We wished to have made a party to go in the same company to Pæstum, but my cowardice kept me at home, so bad was the account of the roads and accommodation; though Abate Bianconi of Milan, for whom I have so much esteem, bid me remember to look at the buildings there attentively; adding, that they were better worth our observation than all the boasted antiquities at Rome; “as they had seen (said he) the original foundation of her empire, and outlived its decay: that they had seen her second birth too, and power under some of her pontiffs over all Europe about six or seven centuries ago; and that they would now probably remain till all that was likewise abolished, with only slight traces left behind to shew that fuimus, &c.”
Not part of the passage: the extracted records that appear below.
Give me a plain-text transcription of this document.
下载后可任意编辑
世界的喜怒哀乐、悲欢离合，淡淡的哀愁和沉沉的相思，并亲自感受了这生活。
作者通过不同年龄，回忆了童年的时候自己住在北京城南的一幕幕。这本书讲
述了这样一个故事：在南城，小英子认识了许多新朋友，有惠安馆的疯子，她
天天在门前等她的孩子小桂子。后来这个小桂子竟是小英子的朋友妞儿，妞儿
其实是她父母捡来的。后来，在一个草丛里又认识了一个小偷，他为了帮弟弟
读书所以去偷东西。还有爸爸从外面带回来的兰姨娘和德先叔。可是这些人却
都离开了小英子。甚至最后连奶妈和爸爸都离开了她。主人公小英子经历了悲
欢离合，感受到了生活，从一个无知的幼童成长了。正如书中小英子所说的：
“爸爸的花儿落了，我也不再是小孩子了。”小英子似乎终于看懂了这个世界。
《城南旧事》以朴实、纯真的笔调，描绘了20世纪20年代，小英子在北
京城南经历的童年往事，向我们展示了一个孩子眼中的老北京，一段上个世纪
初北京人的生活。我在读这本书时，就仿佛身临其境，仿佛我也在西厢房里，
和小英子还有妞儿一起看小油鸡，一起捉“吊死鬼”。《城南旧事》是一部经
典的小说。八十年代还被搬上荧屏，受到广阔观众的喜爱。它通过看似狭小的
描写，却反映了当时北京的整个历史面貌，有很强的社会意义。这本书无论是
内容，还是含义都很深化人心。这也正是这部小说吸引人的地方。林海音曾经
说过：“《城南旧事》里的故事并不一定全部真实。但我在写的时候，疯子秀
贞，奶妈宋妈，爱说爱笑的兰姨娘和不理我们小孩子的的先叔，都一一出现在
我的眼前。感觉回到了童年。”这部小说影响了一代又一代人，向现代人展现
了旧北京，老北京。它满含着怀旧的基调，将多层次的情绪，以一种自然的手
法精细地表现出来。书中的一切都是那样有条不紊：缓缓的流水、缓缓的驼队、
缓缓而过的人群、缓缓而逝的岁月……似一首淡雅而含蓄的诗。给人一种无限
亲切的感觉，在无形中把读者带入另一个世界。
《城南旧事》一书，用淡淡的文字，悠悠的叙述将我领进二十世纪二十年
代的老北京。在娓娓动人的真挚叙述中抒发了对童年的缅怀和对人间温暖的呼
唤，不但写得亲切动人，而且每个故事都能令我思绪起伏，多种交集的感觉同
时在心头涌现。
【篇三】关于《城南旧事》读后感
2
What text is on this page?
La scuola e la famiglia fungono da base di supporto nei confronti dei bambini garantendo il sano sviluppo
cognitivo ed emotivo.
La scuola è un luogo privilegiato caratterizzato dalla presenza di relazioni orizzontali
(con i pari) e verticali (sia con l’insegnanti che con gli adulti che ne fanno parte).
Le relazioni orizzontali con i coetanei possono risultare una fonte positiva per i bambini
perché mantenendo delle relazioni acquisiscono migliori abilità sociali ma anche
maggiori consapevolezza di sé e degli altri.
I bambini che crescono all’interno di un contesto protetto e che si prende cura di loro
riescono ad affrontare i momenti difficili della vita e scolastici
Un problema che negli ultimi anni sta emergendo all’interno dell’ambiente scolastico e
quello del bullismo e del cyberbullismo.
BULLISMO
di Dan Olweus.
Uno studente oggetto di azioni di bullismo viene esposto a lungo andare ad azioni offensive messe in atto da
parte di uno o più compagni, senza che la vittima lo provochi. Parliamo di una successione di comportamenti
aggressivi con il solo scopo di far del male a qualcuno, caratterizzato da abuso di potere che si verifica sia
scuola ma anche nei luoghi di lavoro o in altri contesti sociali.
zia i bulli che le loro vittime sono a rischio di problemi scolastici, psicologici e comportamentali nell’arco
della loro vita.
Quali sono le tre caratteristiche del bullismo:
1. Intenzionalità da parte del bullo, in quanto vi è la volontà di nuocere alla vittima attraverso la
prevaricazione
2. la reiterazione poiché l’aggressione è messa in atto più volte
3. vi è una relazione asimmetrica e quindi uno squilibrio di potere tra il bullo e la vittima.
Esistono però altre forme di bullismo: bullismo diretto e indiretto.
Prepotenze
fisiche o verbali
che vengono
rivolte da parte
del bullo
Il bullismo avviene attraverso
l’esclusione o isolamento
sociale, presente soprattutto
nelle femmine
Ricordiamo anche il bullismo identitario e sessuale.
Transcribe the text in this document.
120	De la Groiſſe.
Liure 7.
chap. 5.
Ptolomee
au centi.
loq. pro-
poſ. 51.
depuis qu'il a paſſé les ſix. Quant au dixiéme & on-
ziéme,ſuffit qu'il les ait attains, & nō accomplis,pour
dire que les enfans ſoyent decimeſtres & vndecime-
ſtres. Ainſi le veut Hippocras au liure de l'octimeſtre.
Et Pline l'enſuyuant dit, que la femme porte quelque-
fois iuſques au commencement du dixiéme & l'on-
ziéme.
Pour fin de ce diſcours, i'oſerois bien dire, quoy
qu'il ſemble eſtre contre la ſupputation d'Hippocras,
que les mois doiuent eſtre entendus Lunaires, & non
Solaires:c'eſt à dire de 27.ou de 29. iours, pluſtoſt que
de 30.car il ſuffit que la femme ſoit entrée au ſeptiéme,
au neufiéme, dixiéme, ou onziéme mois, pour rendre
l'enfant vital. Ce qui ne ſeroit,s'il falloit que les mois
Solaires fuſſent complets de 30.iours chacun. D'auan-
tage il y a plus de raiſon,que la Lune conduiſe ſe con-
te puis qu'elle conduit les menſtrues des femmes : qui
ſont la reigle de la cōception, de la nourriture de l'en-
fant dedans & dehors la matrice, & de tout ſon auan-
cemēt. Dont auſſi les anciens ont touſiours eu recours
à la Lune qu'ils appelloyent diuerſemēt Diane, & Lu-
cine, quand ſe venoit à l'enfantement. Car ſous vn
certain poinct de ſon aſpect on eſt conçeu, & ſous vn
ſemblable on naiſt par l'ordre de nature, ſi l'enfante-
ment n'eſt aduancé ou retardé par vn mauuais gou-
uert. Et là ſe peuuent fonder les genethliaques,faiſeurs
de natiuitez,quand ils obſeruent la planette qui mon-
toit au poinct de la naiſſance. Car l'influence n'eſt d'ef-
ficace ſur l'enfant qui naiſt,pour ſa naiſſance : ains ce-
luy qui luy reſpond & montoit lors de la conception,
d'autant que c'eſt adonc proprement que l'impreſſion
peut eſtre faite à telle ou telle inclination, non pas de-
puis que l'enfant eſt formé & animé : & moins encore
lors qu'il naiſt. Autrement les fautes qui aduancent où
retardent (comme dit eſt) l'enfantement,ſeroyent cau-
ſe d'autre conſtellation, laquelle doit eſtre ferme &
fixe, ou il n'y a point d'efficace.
How mortifying it is to go home and never see this Pæstum! Prince Ventimiglia went there with Mr. Cox; he professes his intention soon to visit England, concerning the manners and customs of which he is very inquisitive, and not ill-versed in the language; but books drop oddly into people’s hands: This gentleman commended Ambrose Philips’s Pastorals, and I remember the Florentines seemed strangely impressed with the merit of the other Philips as a poet. Bonducci has translated his Cyder, and calls him emulous of Milton, in good time! but it is difficult to distinguish jest from earnest in a foreign language.

I will not, if I can help it, lose sight of our Sicilian however, till I have made him tell me something about Dionysius’s Ear, about the eruptions of Ætna, and the Castagno a cento cavalli, which, he protests, is not magnified by Brydone.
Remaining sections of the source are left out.